We have one onion which yields approximately 2 cups when diced. There is one cup in a block of onions, so we have 2 blocks.

We have 1.5 cups of tomato sauce. There are 18 grams of carbs in one cup of the stuff I used. There are 9 grams of carbs in one block, so we have 3 blocks of carbs from the tomato sauce.

Fats: (34/17)

We have .5 cup of coconut milk. There is 3 grams of fat in one tablespoon of the stuff that I used. There are 16 tablespoons in one cup, so we have 8 tablespoons, which is 24 grams of fat. This gives us 8 fat blocks on the 3 gram/block prescription and 16 fat blocks on the 1.5 gram/block prescription.

We have 2 tablespoons of olive oil. There is 1/3 teaspoon of olive oil in one 1.5 gram fat block. There are 3 teaspoons in one tablespoon.

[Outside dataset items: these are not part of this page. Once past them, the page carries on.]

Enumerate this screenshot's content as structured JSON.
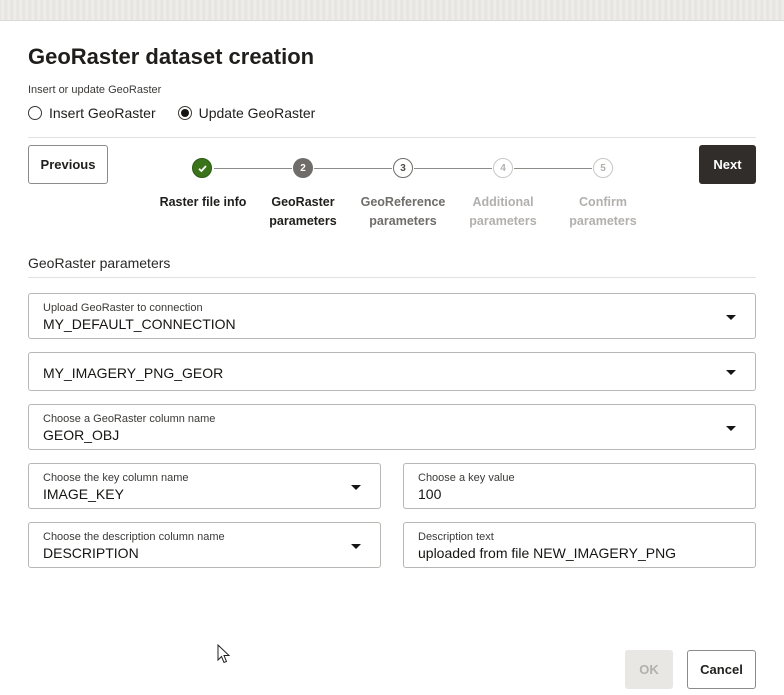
{
  "dialog": {
    "title": "GeoRaster dataset creation",
    "mode_label": "Insert or update GeoRaster",
    "modes": [
      {
        "label": "Insert GeoRaster",
        "selected": false
      },
      {
        "label": "Update GeoRaster",
        "selected": true
      }
    ]
  },
  "nav": {
    "previous_label": "Previous",
    "next_label": "Next"
  },
  "steps": [
    {
      "number": "✓",
      "line1": "Raster file info",
      "line2": "",
      "state": "done"
    },
    {
      "number": "2",
      "line1": "GeoRaster",
      "line2": "parameters",
      "state": "current"
    },
    {
      "number": "3",
      "line1": "GeoReference",
      "line2": "parameters",
      "state": "next"
    },
    {
      "number": "4",
      "line1": "Additional",
      "line2": "parameters",
      "state": "future"
    },
    {
      "number": "5",
      "line1": "Confirm",
      "line2": "parameters",
      "state": "future"
    }
  ],
  "section": {
    "title": "GeoRaster parameters"
  },
  "fields": {
    "connection": {
      "label": "Upload GeoRaster to connection",
      "value": "MY_DEFAULT_CONNECTION"
    },
    "table": {
      "label": "",
      "value": "MY_IMAGERY_PNG_GEOR"
    },
    "column": {
      "label": "Choose a GeoRaster column name",
      "value": "GEOR_OBJ"
    },
    "key_column": {
      "label": "Choose the key column name",
      "value": "IMAGE_KEY"
    },
    "key_value": {
      "label": "Choose a key value",
      "value": "100"
    },
    "desc_column": {
      "label": "Choose the description column name",
      "value": "DESCRIPTION"
    },
    "desc_text": {
      "label": "Description text",
      "value": "uploaded from file NEW_IMAGERY_PNG"
    }
  },
  "footer": {
    "ok_label": "OK",
    "cancel_label": "Cancel"
  },
  "colors": {
    "done_step": "#3a7319",
    "primary_button": "#312d2a"
  }
}
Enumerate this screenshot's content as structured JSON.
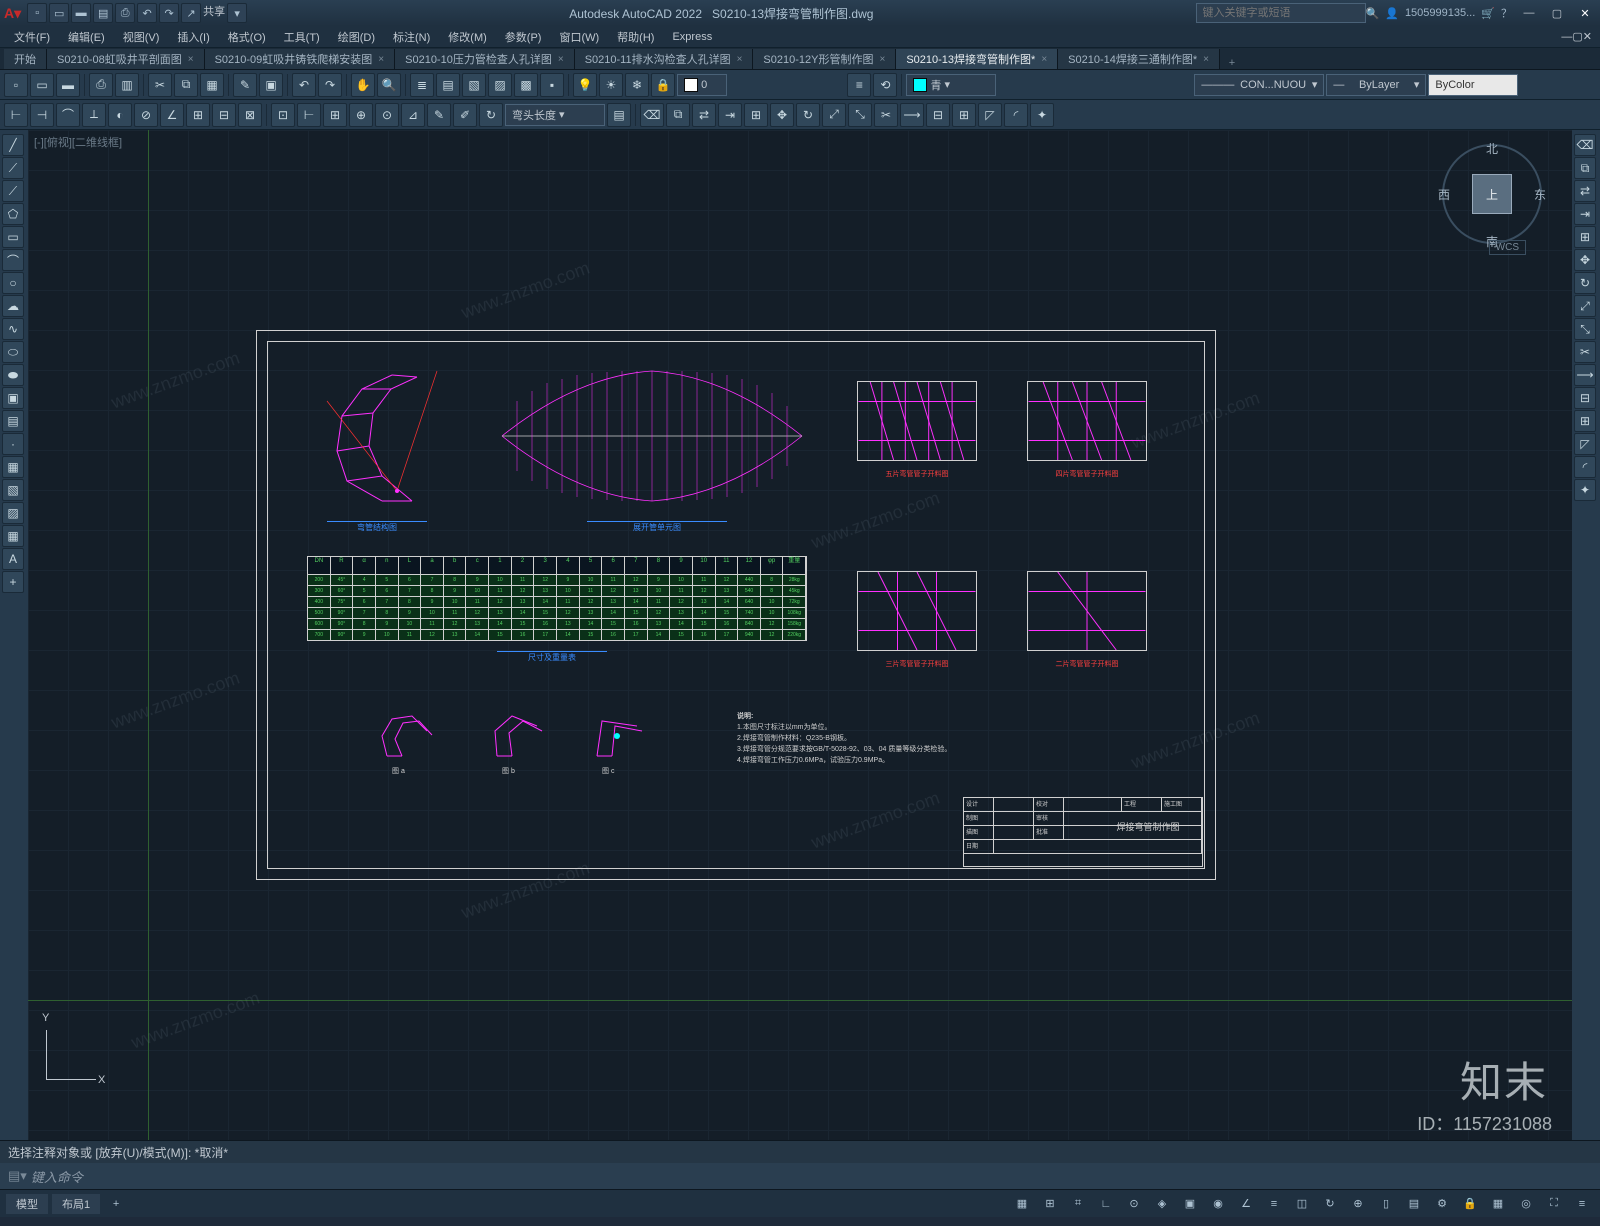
{
  "app": {
    "title": "Autodesk AutoCAD 2022",
    "filename": "S0210-13焊接弯管制作图.dwg",
    "share": "共享"
  },
  "search": {
    "placeholder": "键入关键字或短语",
    "user": "1505999135..."
  },
  "menu": [
    "文件(F)",
    "编辑(E)",
    "视图(V)",
    "插入(I)",
    "格式(O)",
    "工具(T)",
    "绘图(D)",
    "标注(N)",
    "修改(M)",
    "参数(P)",
    "窗口(W)",
    "帮助(H)",
    "Express"
  ],
  "tabs": {
    "start": "开始",
    "items": [
      {
        "label": "S0210-08虹吸井平剖面图"
      },
      {
        "label": "S0210-09虹吸井铸铁爬梯安装图"
      },
      {
        "label": "S0210-10压力管检查人孔详图"
      },
      {
        "label": "S0210-11排水沟检查人孔详图"
      },
      {
        "label": "S0210-12Y形管制作图"
      },
      {
        "label": "S0210-13焊接弯管制作图*"
      },
      {
        "label": "S0210-14焊接三通制作图*"
      }
    ],
    "active_index": 5
  },
  "props": {
    "linetype": "CON...NUOU",
    "lineweight": "ByLayer",
    "color": "ByColor",
    "layer_color": "青",
    "layer_num": "0",
    "combo": "弯头长度"
  },
  "viewport": {
    "label": "[-][俯视][二维线框]"
  },
  "viewcube": {
    "top": "上",
    "n": "北",
    "s": "南",
    "e": "东",
    "w": "西",
    "wcs": "WCS"
  },
  "drawing": {
    "labels": {
      "elbow": "弯管结构图",
      "unfold": "展开管单元图",
      "table": "尺寸及重量表",
      "db1": "五片弯管管子开料图",
      "db2": "四片弯管管子开料图",
      "db3": "三片弯管管子开料图",
      "db4": "二片弯管管子开料图",
      "sa": "图 a",
      "sb": "图 b",
      "sc": "图 c"
    },
    "notes": {
      "title": "说明:",
      "n1": "1.本图尺寸标注以mm为单位。",
      "n2": "2.焊接弯管制作材料：Q235-B钢板。",
      "n3": "3.焊接弯管分规范要求按GB/T-5028-92、03、04 质量等级分类检验。",
      "n4": "4.焊接弯管工作压力0.6MPa，试验压力0.9MPa。"
    },
    "title_block": {
      "project": "工程",
      "stage": "施工图",
      "main": "焊接弯管制作图"
    }
  },
  "cmd": {
    "history": "选择注释对象或  [放弃(U)/模式(M)]:  *取消*",
    "prompt": "键入命令"
  },
  "status": {
    "model": "模型",
    "layout": "布局1"
  },
  "watermark": {
    "brand": "知末",
    "id": "ID：1157231088",
    "url": "www.znzmo.com"
  }
}
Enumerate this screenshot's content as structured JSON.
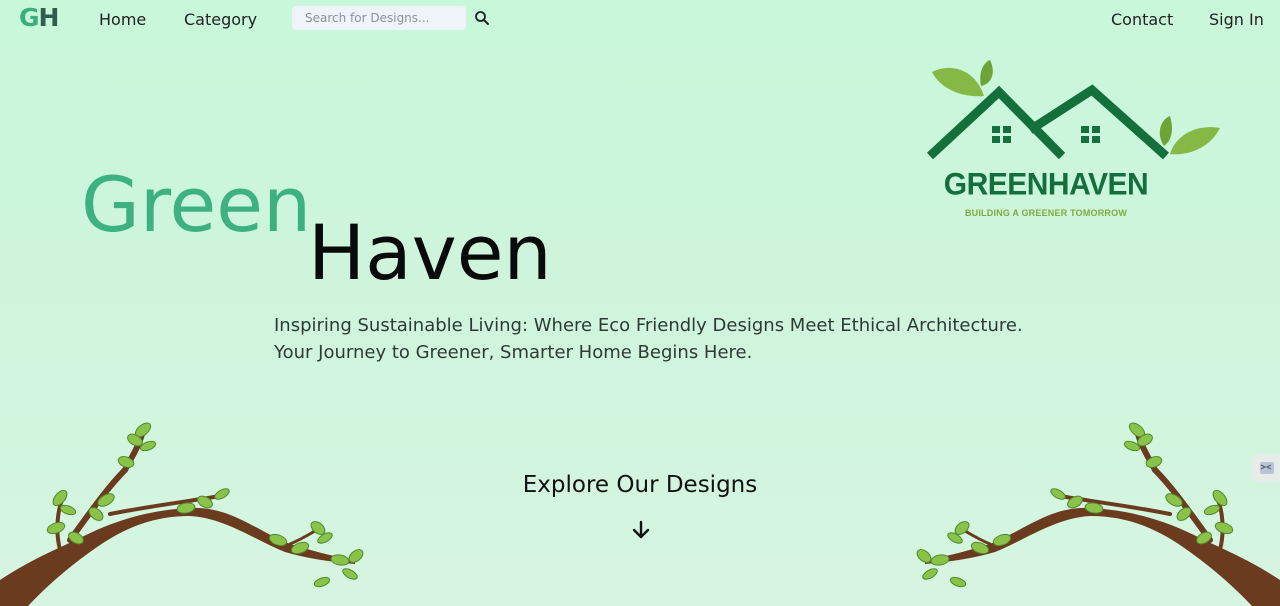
{
  "nav": {
    "brand_g": "G",
    "brand_h": "H",
    "home": "Home",
    "category": "Category",
    "search_placeholder": "Search for Designs...",
    "contact": "Contact",
    "sign_in": "Sign In"
  },
  "hero": {
    "title_green": "Green",
    "title_haven": "Haven",
    "tagline_line1": "Inspiring Sustainable Living: Where Eco Friendly Designs Meet Ethical Architecture.",
    "tagline_line2": "Your Journey to Greener, Smarter Home Begins Here."
  },
  "logo": {
    "name": "GREENHAVEN",
    "subtitle": "BUILDING A GREENER TOMORROW"
  },
  "explore": {
    "label": "Explore Our Designs"
  },
  "colors": {
    "background": "#c8f7da",
    "brand_green": "#3eb181",
    "logo_dark_green": "#136f3b",
    "leaf_green": "#7aad3f"
  },
  "icons": {
    "search": "search-icon",
    "down_arrow": "arrow-down-icon",
    "side_widget": "side-widget-icon"
  }
}
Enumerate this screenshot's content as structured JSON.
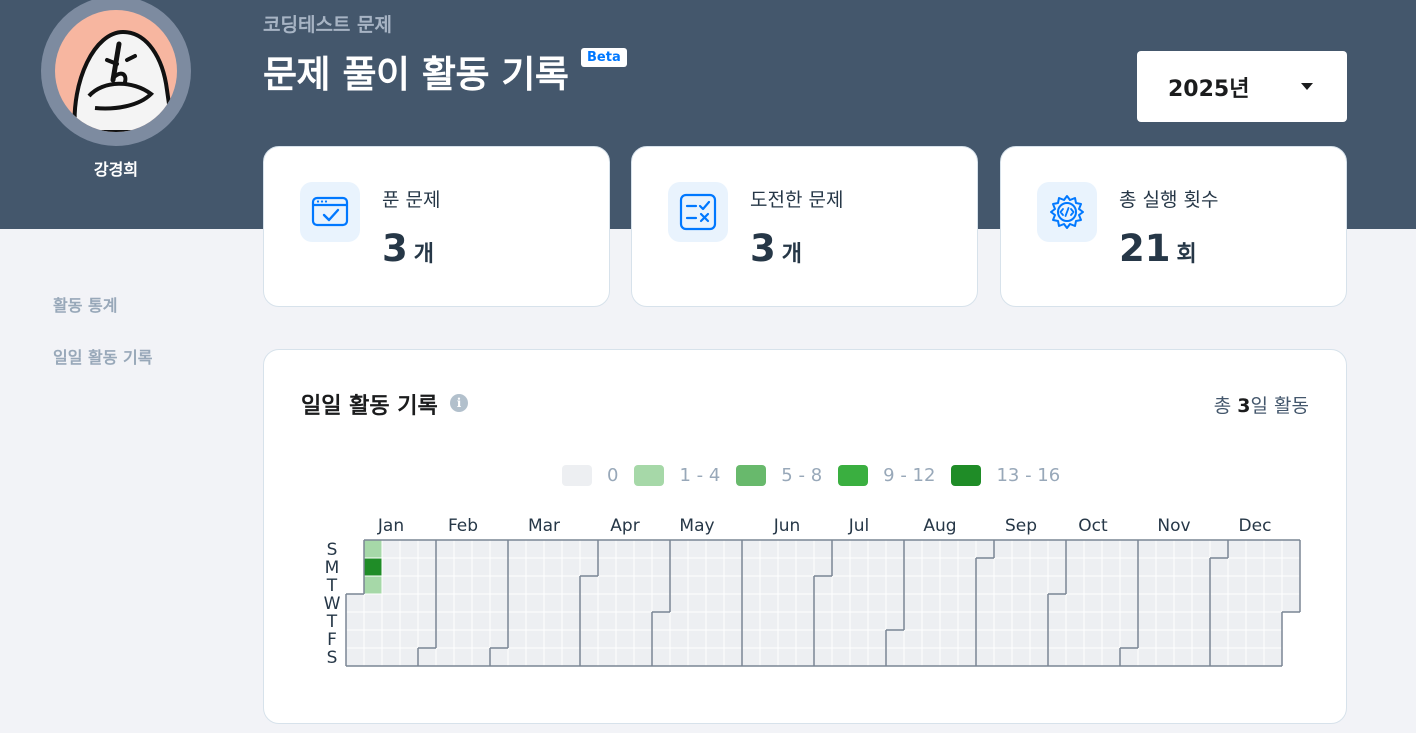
{
  "profile": {
    "username": "강경희"
  },
  "header": {
    "subtitle": "코딩테스트 문제",
    "title": "문제 풀이 활동 기록",
    "beta_badge": "Beta",
    "year_select": {
      "selected": "2025년"
    }
  },
  "stats": [
    {
      "label": "푼 문제",
      "value": "3",
      "unit": "개",
      "icon": "browser-check-icon"
    },
    {
      "label": "도전한 문제",
      "value": "3",
      "unit": "개",
      "icon": "checklist-icon"
    },
    {
      "label": "총 실행 횟수",
      "value": "21",
      "unit": "회",
      "icon": "gear-code-icon"
    }
  ],
  "sidebar": {
    "items": [
      {
        "label": "활동 통계"
      },
      {
        "label": "일일 활동 기록"
      }
    ]
  },
  "activity": {
    "title": "일일 활동 기록",
    "total_prefix": "총 ",
    "total_days": "3",
    "total_suffix": "일 활동",
    "legend": [
      {
        "label": "0",
        "color": "#edeff2"
      },
      {
        "label": "1 - 4",
        "color": "#a6d8a8"
      },
      {
        "label": "5 - 8",
        "color": "#68b96c"
      },
      {
        "label": "9 - 12",
        "color": "#3aaf40"
      },
      {
        "label": "13 - 16",
        "color": "#1f8c27"
      }
    ],
    "months": [
      "Jan",
      "Feb",
      "Mar",
      "Apr",
      "May",
      "Jun",
      "Jul",
      "Aug",
      "Sep",
      "Oct",
      "Nov",
      "Dec"
    ],
    "weekdays": [
      "S",
      "M",
      "T",
      "W",
      "T",
      "F",
      "S"
    ],
    "year": 2025,
    "active_days": [
      {
        "date": "2025-01-05",
        "level": 1
      },
      {
        "date": "2025-01-06",
        "level": 4
      },
      {
        "date": "2025-01-07",
        "level": 1
      }
    ]
  },
  "colors": {
    "header_bg": "#44576c",
    "accent_blue": "#0078ff",
    "empty_cell": "#edeff2"
  }
}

So, we have 18, 1.5 gram fat blocks or 9, 3 gram fat blocks.

The Balancing Act:

If we look at each individual portion, we have 3.33 protein blocks, 1 carb block, and 6 or 3 fat blocks.

If you are on the 3 grams/fat block prescription, you are good to go with protein and fat. I would eat each portion with an apple or orange to balance out the carb blocks.

If you are on the 1.5 grams/fat block prescriptions, you need to cut the fat in half and balance out your carbs with an apple or orange.

You can also get your carbs from a nice stir fry, some cauli rice, or even a sweet potato. The nice thing about this preparation is that the sauce lends great moisture to whatever you pair it with. However, if you are going the fruit route, I would eat that before or after and not smother it in salmon and Moroccan sauce. Got it? Good.